On January 30, 2009, the Second Circuit reinstated a consolidated case filed by parents and guardians of Nigerian children against Pfizer, employing an analysis that indicates an increasing comfort in allowing ATCA cases to proceed where serious violations of international law may be at issue. This commentary, prepared by Jonathan Drimmer and Laura Ardito of the firm of Steptoe & Johnson, discusses this decision and its implications.
  
The authors write:  In an important decision under the Alien Tort Claims Act (ATCA), 28 U.S.C. 1350, on January 30, 2009, the U.S. Court of Appeals for the Second Circuit reinstated a consolidated case filed by the parents and guardians of Nigerian children against Pfizer, Inc. (Pfizer). Abdullahi v. Pfizer, Inc., Nos. 05-4863, 05-6768, 2009 U.S. App. LEXIS 1768 (2d Cir. Jan. 30, 2009). The case is based on allegations that Pfizer tested an experimental drug on the children without their knowledge or consent. The U.S. District Court for the Southern District of New York had dismissed the case for lack of subject matter jurisdiction under the ATCA and, alternatively, on forum non conveniens grounds. Abdullahi v. Pfizer, Inc., 01 Civ. 8118 (WHP), 2005 U.S. Dist. LEXIS 16126 (S.D.N.Y. 2005). In reversing that decision, the Second Circuit employed an analysis that, similar to other courts, indicates an increasing comfort in allowing ATCA cases to proceed in the United States where serious violations of international law may be at issue.
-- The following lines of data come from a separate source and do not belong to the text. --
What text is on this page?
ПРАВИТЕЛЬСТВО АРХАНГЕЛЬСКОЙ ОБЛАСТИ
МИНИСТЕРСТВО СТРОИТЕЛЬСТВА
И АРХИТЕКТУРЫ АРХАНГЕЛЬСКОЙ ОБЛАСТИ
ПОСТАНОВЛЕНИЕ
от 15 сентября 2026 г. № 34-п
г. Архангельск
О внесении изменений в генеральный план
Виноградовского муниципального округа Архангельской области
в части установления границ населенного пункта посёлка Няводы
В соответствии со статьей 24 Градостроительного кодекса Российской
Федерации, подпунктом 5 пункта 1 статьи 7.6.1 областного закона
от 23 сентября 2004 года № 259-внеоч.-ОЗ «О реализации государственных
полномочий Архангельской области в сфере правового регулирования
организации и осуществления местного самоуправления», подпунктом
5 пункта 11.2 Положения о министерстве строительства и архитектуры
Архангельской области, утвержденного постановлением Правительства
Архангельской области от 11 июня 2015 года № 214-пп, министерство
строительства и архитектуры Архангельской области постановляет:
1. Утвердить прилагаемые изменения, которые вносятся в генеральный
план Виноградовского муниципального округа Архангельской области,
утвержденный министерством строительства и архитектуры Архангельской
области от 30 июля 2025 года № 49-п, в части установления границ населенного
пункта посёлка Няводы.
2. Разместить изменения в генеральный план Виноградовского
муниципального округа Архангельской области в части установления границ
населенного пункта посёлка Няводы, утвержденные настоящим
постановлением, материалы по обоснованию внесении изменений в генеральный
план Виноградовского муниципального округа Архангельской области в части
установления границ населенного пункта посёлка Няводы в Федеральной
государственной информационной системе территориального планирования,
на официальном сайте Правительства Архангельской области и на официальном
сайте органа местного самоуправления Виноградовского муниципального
For multi-national companies, this means that the likelihood of prevailing on equitable and even technical legal defenses may decrease as the gravity of an alleged violation increases.
 
The ATCA allows foreign litigants to file civil actions in U.S. federal courts where premised on violations of the law of nations, wherever they may be committed. 28 U.S.C. 1350. On the books since the nations first Judiciary Act in 1789, the ATCA largely remained dormant for 200 years. In 1980, when Paraguayan citizens relied on the Act in bringing suit in New York against a Paraguayan police official for acts of torture and murder in Paraguay, the Act was resuscitated. Since then, scores of ATCA claims have been filed, leading to damage awards that have regularly topped $10 million and occasionally more than $100 million. Yet, even defendants who prevail in these cases face the heavy costs of substantial litigation expenses and negative publicity.
  

For multi-national corporations, to date, the Act has been invoked by plaintiffs more than 120 times in cases brought in the U.S., most of which have been filed since 2000. That trend has also spawned second generation human rights cases against corporations, which have not relied on the ATCA but on securities laws, traditional common law torts, unfair competition and advertising laws, and other theories. See, e.g., Kasky v. Nike, 45 P.3d 243 (Cal. 2002); Sheet Metal Workers #218 Pension Fund v. Hills, 1:07-CV-01957-PLF, Complaint, Oct. 31, 2007 (D.D.C.).